Some Texans fan burned a $200 Schaub jersey after latest meltdown

Some Texans fan burned a $200 Schaub jersey after latest meltdown

Updated Mar. 4, 2020 11:50 p.m. ET

By Sam Gardner, FOXSports.com There are a few things I find baffling about the video above (which is replete with NSFW language), in which a group of Houston Texans fans burn a Matt Schaub jersey after the team’s loss against the Seattle Seahawks on Sunday. 1) Why on Earth did that man think it was worth $200 to light the jersey on fire in the first place? That’s some serious change for a few minutes of YouTube infamy. I assume he woke up Monday morning hungover wondering what happened to all those $20s he had stuffed in his pocket the night before. 2) Could it have been more poorly executed early on? Jerseys, it seems, are difficult to set aflame, and apparently this guy was not aware before he took his lighter to it.
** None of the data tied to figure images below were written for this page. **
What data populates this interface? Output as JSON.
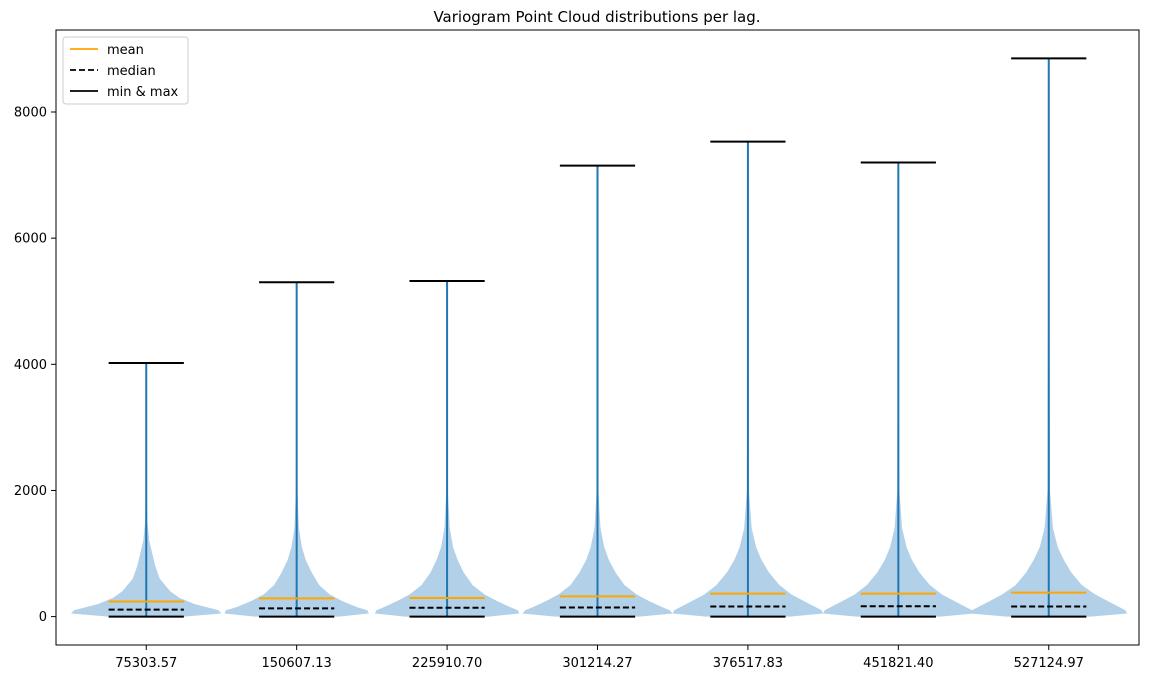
{
  "chart_data": {
    "type": "violin",
    "title": "Variogram Point Cloud distributions per lag.",
    "xlabel": "",
    "ylabel": "",
    "categories": [
      "75303.57",
      "150607.13",
      "225910.70",
      "301214.27",
      "376517.83",
      "451821.40",
      "527124.97"
    ],
    "y_ticks": [
      0,
      2000,
      4000,
      6000,
      8000
    ],
    "ylim": [
      -450,
      9300
    ],
    "grid": false,
    "legend_position": "top-left",
    "legend": [
      {
        "label": "mean",
        "style": "solid",
        "color": "#ffa500"
      },
      {
        "label": "median",
        "style": "dashed",
        "color": "#000000"
      },
      {
        "label": "min & max",
        "style": "solid",
        "color": "#000000"
      }
    ],
    "series": [
      {
        "category": "75303.57",
        "min": 0,
        "max": 4020,
        "mean": 240,
        "median": 110,
        "shape": [
          [
            0,
            0.25
          ],
          [
            50,
            0.5
          ],
          [
            100,
            0.48
          ],
          [
            150,
            0.4
          ],
          [
            200,
            0.32
          ],
          [
            300,
            0.22
          ],
          [
            400,
            0.16
          ],
          [
            600,
            0.09
          ],
          [
            800,
            0.06
          ],
          [
            1000,
            0.04
          ],
          [
            1200,
            0.02
          ],
          [
            1500,
            0.008
          ],
          [
            2000,
            0.003
          ],
          [
            4020,
            0.001
          ]
        ]
      },
      {
        "category": "150607.13",
        "min": 0,
        "max": 5300,
        "mean": 290,
        "median": 130,
        "shape": [
          [
            0,
            0.28
          ],
          [
            50,
            0.48
          ],
          [
            100,
            0.47
          ],
          [
            150,
            0.4
          ],
          [
            250,
            0.3
          ],
          [
            350,
            0.22
          ],
          [
            500,
            0.15
          ],
          [
            700,
            0.1
          ],
          [
            900,
            0.06
          ],
          [
            1100,
            0.035
          ],
          [
            1400,
            0.015
          ],
          [
            2000,
            0.005
          ],
          [
            5300,
            0.001
          ]
        ]
      },
      {
        "category": "225910.70",
        "min": 0,
        "max": 5320,
        "mean": 295,
        "median": 140,
        "shape": [
          [
            0,
            0.28
          ],
          [
            50,
            0.48
          ],
          [
            100,
            0.47
          ],
          [
            150,
            0.42
          ],
          [
            250,
            0.33
          ],
          [
            350,
            0.25
          ],
          [
            500,
            0.17
          ],
          [
            700,
            0.11
          ],
          [
            900,
            0.07
          ],
          [
            1100,
            0.04
          ],
          [
            1400,
            0.018
          ],
          [
            2000,
            0.005
          ],
          [
            5320,
            0.001
          ]
        ]
      },
      {
        "category": "301214.27",
        "min": 0,
        "max": 7150,
        "mean": 320,
        "median": 145,
        "shape": [
          [
            0,
            0.28
          ],
          [
            50,
            0.5
          ],
          [
            100,
            0.48
          ],
          [
            150,
            0.43
          ],
          [
            250,
            0.34
          ],
          [
            350,
            0.26
          ],
          [
            500,
            0.18
          ],
          [
            700,
            0.12
          ],
          [
            900,
            0.075
          ],
          [
            1100,
            0.045
          ],
          [
            1400,
            0.02
          ],
          [
            2000,
            0.006
          ],
          [
            7150,
            0.001
          ]
        ]
      },
      {
        "category": "376517.83",
        "min": 0,
        "max": 7530,
        "mean": 365,
        "median": 160,
        "shape": [
          [
            0,
            0.28
          ],
          [
            50,
            0.5
          ],
          [
            100,
            0.49
          ],
          [
            150,
            0.45
          ],
          [
            250,
            0.37
          ],
          [
            350,
            0.29
          ],
          [
            500,
            0.21
          ],
          [
            700,
            0.14
          ],
          [
            900,
            0.09
          ],
          [
            1100,
            0.055
          ],
          [
            1400,
            0.025
          ],
          [
            2000,
            0.007
          ],
          [
            7530,
            0.001
          ]
        ]
      },
      {
        "category": "451821.40",
        "min": 0,
        "max": 7200,
        "mean": 365,
        "median": 165,
        "shape": [
          [
            0,
            0.28
          ],
          [
            50,
            0.5
          ],
          [
            100,
            0.49
          ],
          [
            150,
            0.45
          ],
          [
            250,
            0.37
          ],
          [
            350,
            0.29
          ],
          [
            500,
            0.21
          ],
          [
            700,
            0.14
          ],
          [
            900,
            0.09
          ],
          [
            1100,
            0.055
          ],
          [
            1400,
            0.025
          ],
          [
            2000,
            0.007
          ],
          [
            7200,
            0.001
          ]
        ]
      },
      {
        "category": "527124.97",
        "min": 0,
        "max": 8850,
        "mean": 380,
        "median": 160,
        "shape": [
          [
            0,
            0.28
          ],
          [
            50,
            0.52
          ],
          [
            100,
            0.51
          ],
          [
            150,
            0.47
          ],
          [
            250,
            0.39
          ],
          [
            350,
            0.31
          ],
          [
            500,
            0.22
          ],
          [
            700,
            0.15
          ],
          [
            900,
            0.1
          ],
          [
            1100,
            0.06
          ],
          [
            1400,
            0.028
          ],
          [
            2000,
            0.008
          ],
          [
            8850,
            0.001
          ]
        ]
      }
    ],
    "colors": {
      "violin_fill": "#aecde6",
      "stem": "#1f77b4",
      "mean": "#ffa500",
      "median": "#000000",
      "minmax": "#000000"
    }
  }
}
The only thing that could have made this video better would have been no one in the area having lighter fluid handy. Had that been the case, you’d have probably found a Matt Schaub jersey with “slight wear” on eBay by the end of the week. 3) Is Schaub’s jersey really burn-worthy? If you burned a LeBron jersey after he left Cleveland, I get it. Liverpool fans want to burn a Fernando Torres kit when he leaves for Chelsea? Fine. Lakers fans burning a Dwight Howard jersey — OK, that’s actually kind of stupid. But burning a Schaub jersey is even worse. I bet these same fans burned their Lance Berkman jerseys when he got traded to the Yankees. 4) Texans fans, you know who your next best option is at quarterback right now? T.J. Yates. Let that sink in. Remember what happened last time he started for your team? He went 2-3 and threw as many interceptions as he did touchdowns. Even at his worst — and, yeah, three pick-sixes in three games sucks — Schaub is better than Yates back there. So instead of being an idiot and burning a $200 jersey for your friends, Texans fans, how about you just ride it out, remember that you’re still only a game out of first in your division and deal with the fact that your quarterback, like every quarterback, sometimes makes mistakes.